Fernandin kale duvarı
Katedralden çok uzakta olmayan, Orta Çağ'ı, Fernandin Duvarı'nı kişileştiren eşsiz bir dönüm noktası var. Bugün turistler sadece orijinal binanın hayatta kalan parçalarını ve restore edilmiş duvarın bir kule ile bir kısmını görüyorlar. Savunma duvarı, eski çitin yerine 14. yüzyılda inşa edildi. 6,6 m yüksekliğinde ve 2,2 m kalınlığında güçlü bir duvarın yapımı 40 yıl sürmüştür. 3400 m'lik uzunluğu boyunca, 17 taş ve demir kapı ve 30 gözetleme kulesi donatıldı.

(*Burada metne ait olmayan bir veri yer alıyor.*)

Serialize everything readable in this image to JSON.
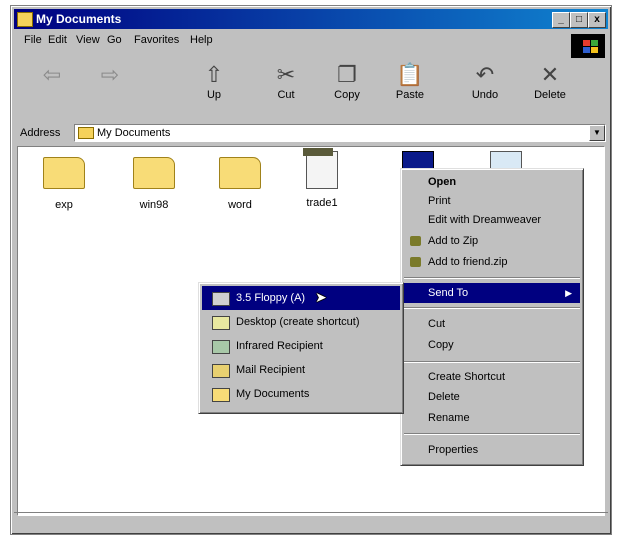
{
  "window": {
    "title": "My Documents",
    "controls": [
      "_",
      "□",
      "x"
    ]
  },
  "menubar": [
    "File",
    "Edit",
    "View",
    "Go",
    "Favorites",
    "Help"
  ],
  "toolbar": [
    {
      "label": "",
      "icon": "back-arrow-icon",
      "glyph": "⇦"
    },
    {
      "label": "",
      "icon": "forward-arrow-icon",
      "glyph": "⇨"
    },
    {
      "label": "Up",
      "icon": "up-folder-icon",
      "glyph": "⇧"
    },
    {
      "label": "Cut",
      "icon": "scissors-icon",
      "glyph": "✂"
    },
    {
      "label": "Copy",
      "icon": "copy-icon",
      "glyph": "❐"
    },
    {
      "label": "Paste",
      "icon": "paste-icon",
      "glyph": "📋"
    },
    {
      "label": "Undo",
      "icon": "undo-icon",
      "glyph": "↶"
    },
    {
      "label": "Delete",
      "icon": "delete-icon",
      "glyph": "✕"
    }
  ],
  "address": {
    "label": "Address",
    "value": "My Documents"
  },
  "files": [
    {
      "name": "exp",
      "type": "folder"
    },
    {
      "name": "win98",
      "type": "folder"
    },
    {
      "name": "word",
      "type": "folder"
    },
    {
      "name": "trade1",
      "type": "document"
    },
    {
      "name": "",
      "type": "selected"
    },
    {
      "name": "",
      "type": "network"
    }
  ],
  "context_menu": {
    "items": [
      {
        "label": "Open",
        "bold": true
      },
      {
        "label": "Print"
      },
      {
        "label": "Edit with Dreamweaver"
      },
      {
        "label": "Add to Zip",
        "icon": "winzip-icon"
      },
      {
        "label": "Add to friend.zip",
        "icon": "winzip-icon"
      },
      {
        "separator": true
      },
      {
        "label": "Send To",
        "active": true,
        "submenu": true
      },
      {
        "separator": true
      },
      {
        "label": "Cut"
      },
      {
        "label": "Copy"
      },
      {
        "separator": true
      },
      {
        "label": "Create Shortcut"
      },
      {
        "label": "Delete"
      },
      {
        "label": "Rename"
      },
      {
        "separator": true
      },
      {
        "label": "Properties"
      }
    ]
  },
  "send_to_menu": {
    "items": [
      {
        "label": "3.5 Floppy (A)",
        "icon": "floppy-icon",
        "active": true
      },
      {
        "label": "Desktop (create shortcut)",
        "icon": "desktop-shortcut-icon"
      },
      {
        "label": "Infrared Recipient",
        "icon": "infrared-icon"
      },
      {
        "label": "Mail Recipient",
        "icon": "mail-icon"
      },
      {
        "label": "My Documents",
        "icon": "my-documents-icon"
      }
    ]
  },
  "colors": {
    "title_bar": "#000080",
    "highlight": "#000080",
    "chrome": "#c0c0c0",
    "folder": "#f8dc77"
  }
}
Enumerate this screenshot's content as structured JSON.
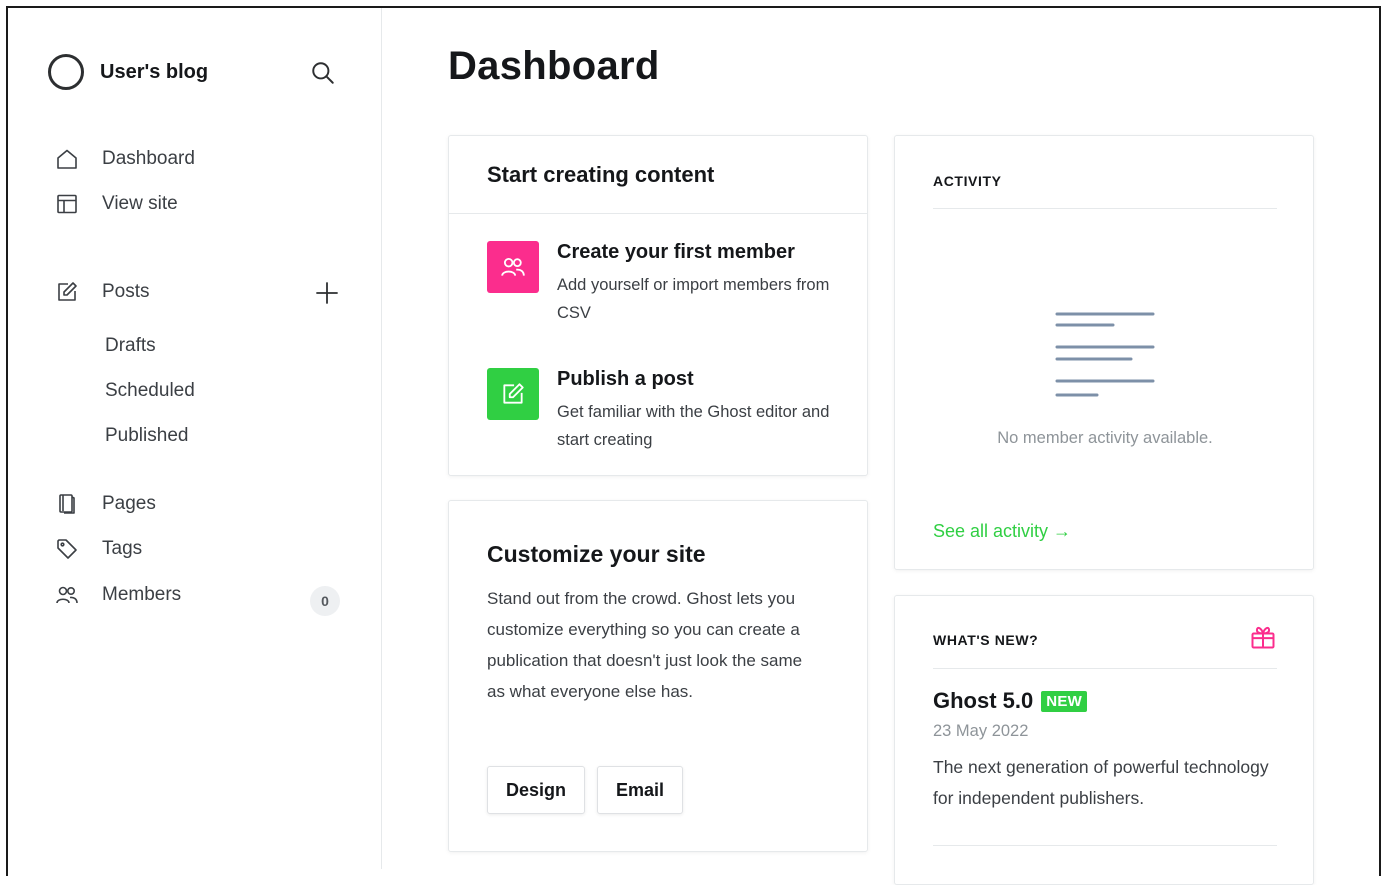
{
  "sidebar": {
    "brand_title": "User's blog",
    "top_nav": [
      {
        "label": "Dashboard",
        "icon": "home-icon"
      },
      {
        "label": "View site",
        "icon": "layout-icon"
      }
    ],
    "posts": {
      "label": "Posts",
      "icon": "edit-icon"
    },
    "post_sub": [
      "Drafts",
      "Scheduled",
      "Published"
    ],
    "bottom_nav": [
      {
        "label": "Pages",
        "icon": "page-icon"
      },
      {
        "label": "Tags",
        "icon": "tag-icon"
      },
      {
        "label": "Members",
        "icon": "members-icon",
        "count": "0"
      }
    ]
  },
  "main": {
    "page_title": "Dashboard",
    "start_card": {
      "title": "Start creating content",
      "tasks": [
        {
          "title": "Create your first member",
          "desc": "Add yourself or import members from CSV",
          "color": "#fb2d8d",
          "icon": "members-icon"
        },
        {
          "title": "Publish a post",
          "desc": "Get familiar with the Ghost editor and start creating",
          "color": "#30cf43",
          "icon": "edit-icon"
        }
      ]
    },
    "customize_card": {
      "title": "Customize your site",
      "desc": "Stand out from the crowd. Ghost lets you customize everything so you can create a publication that doesn't just look the same as what everyone else has.",
      "buttons": [
        "Design",
        "Email"
      ]
    },
    "activity_card": {
      "label": "ACTIVITY",
      "empty_text": "No member activity available.",
      "link": "See all activity →",
      "link_color": "#30cf43"
    },
    "news_card": {
      "label": "WHAT'S NEW?",
      "post_title": "Ghost 5.0",
      "badge": "NEW",
      "date": "23 May 2022",
      "desc": "The next generation of powerful technology for independent publishers."
    }
  }
}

18. yüzyılın ikinci yarısında savunma amaçlı bir yapıya olan ihtiyaç ortadan kalktığında, ana kısmı yıkılarak yeni sokaklara ve binalara yer açılmıştır. Duvarın yıkımı 19. yüzyılda da devam etti. Güçlü duvarın geriye kalan otantik parçaları ancak 1926'da Portekiz'in ulusal bir anıtı haline geldi. Bir kısmı ve dişli çarklı bir kule, Xie Katedrali'nin yanında restore edildi. Binanın adı hala, görkemli yapının inşaatının tamamlandığı Kral Ferdinand'ın adını taşıyor.
Sao Bento tren istasyonu
Tarihi São Bento tren istasyonunun kemerlerine ilk giren herkes, iç tasarımın muhteşem güzelliği karşısında hayranlıkla donar. Bu gerçek bir sanat eseri ve tasarım sanatıdır. İstasyon, 19. yüzyılın başında (1900-1916), Lizbon'dan Porto'ya bir demiryolu döşendiğinde inşa edildi. Kader nesnenin yapımına büyük önem verildi, mimari ve resimdeki en iyi uzmanlar çekildi. Binanın dış cephesi, Fransız ruhundaki neoklasik stili yansıtıyor.

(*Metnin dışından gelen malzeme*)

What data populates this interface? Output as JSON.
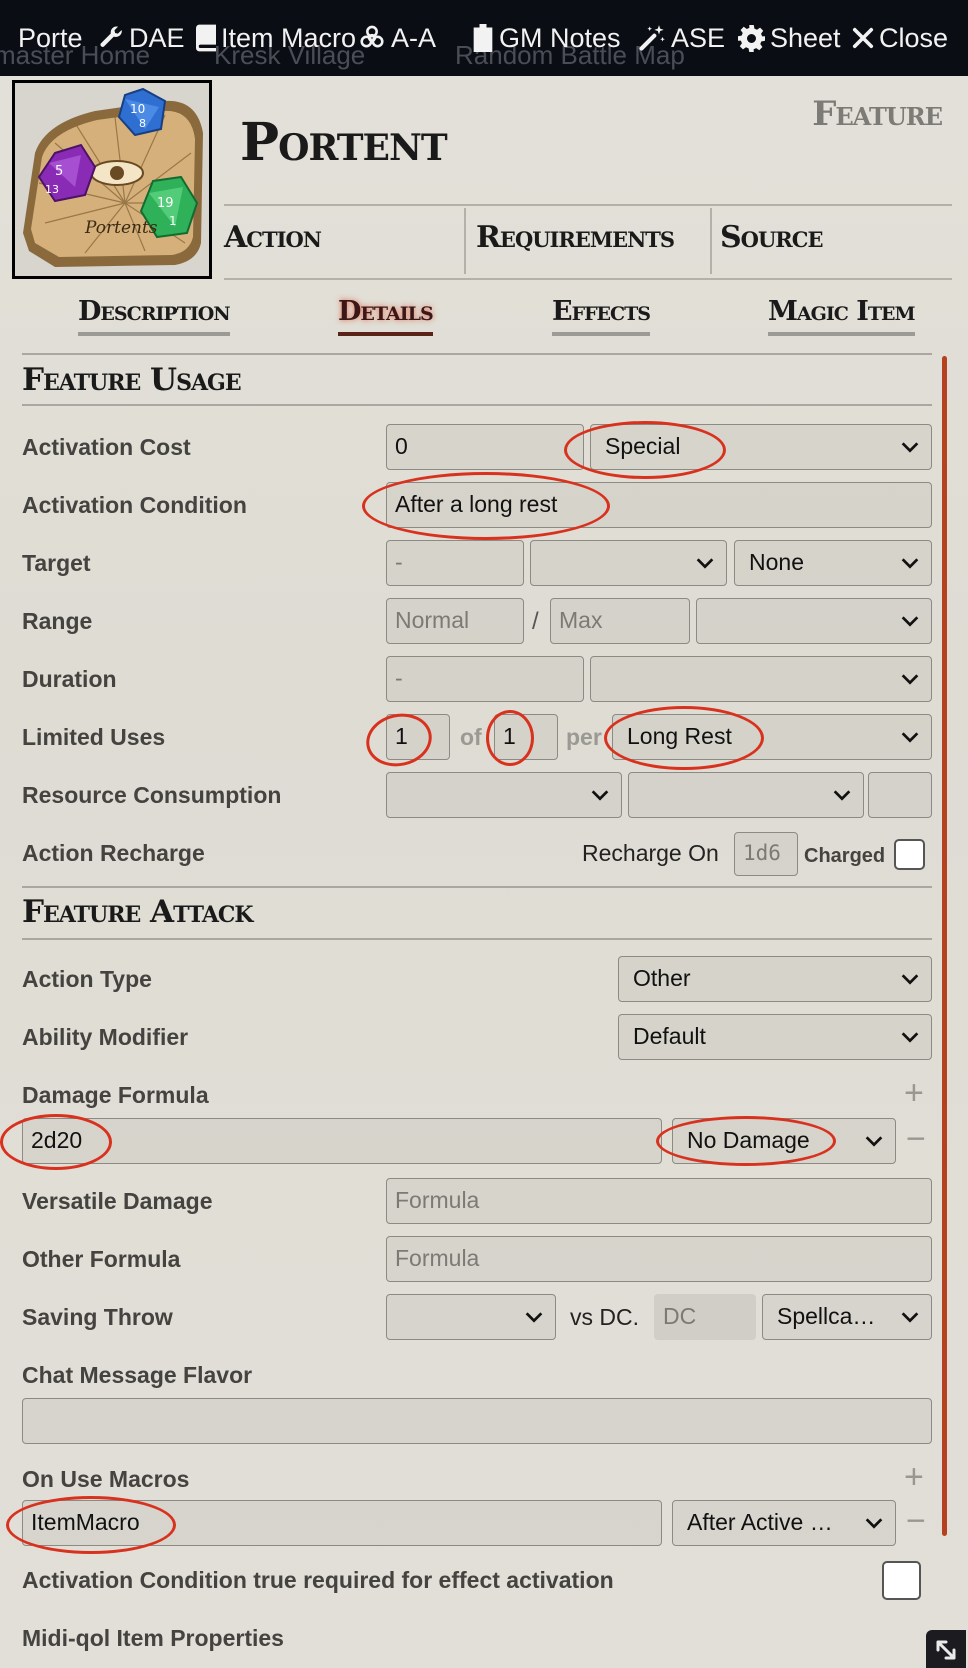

İç dekorasyon, istasyonu bir sanat ve zanaat müzesine dönüştürdü ve tüm dünyada ünlü yaptı. Turistler, bir başyapıt haline gelen iç mekanlara hayran olmak için buraya geliyorlar. Azulejo çinilerinden yapılmış muhteşem duvar panelleri, tarihi arazileri, köylülerin yaşamının günlük resimlerini, askeri savaşları "boyamaktadır". Sanatçı Georges Kolas, sanatsal fayanslar üzerinde çalıştı.
Çevre boyunca beyaz ve mavi paneller, renkli fayanslardan yapılmış arsa resimleriyle çevrelenmiştir. Tonozlu pencerelerin arasındaki duvarlar zarif süslemelerle süslenmiştir. Sao Bento, yerel trenlere hizmet veren aktif bir banliyö istasyonudur. Ana yolcular, 50-60 km yarıçapındaki yakın şehir ve kasabalara seyahat eden turistlerdir.Turistler, treni beklerken gerçek bir sanat şaheserine hayran olma fırsatına sahip oluyorlar.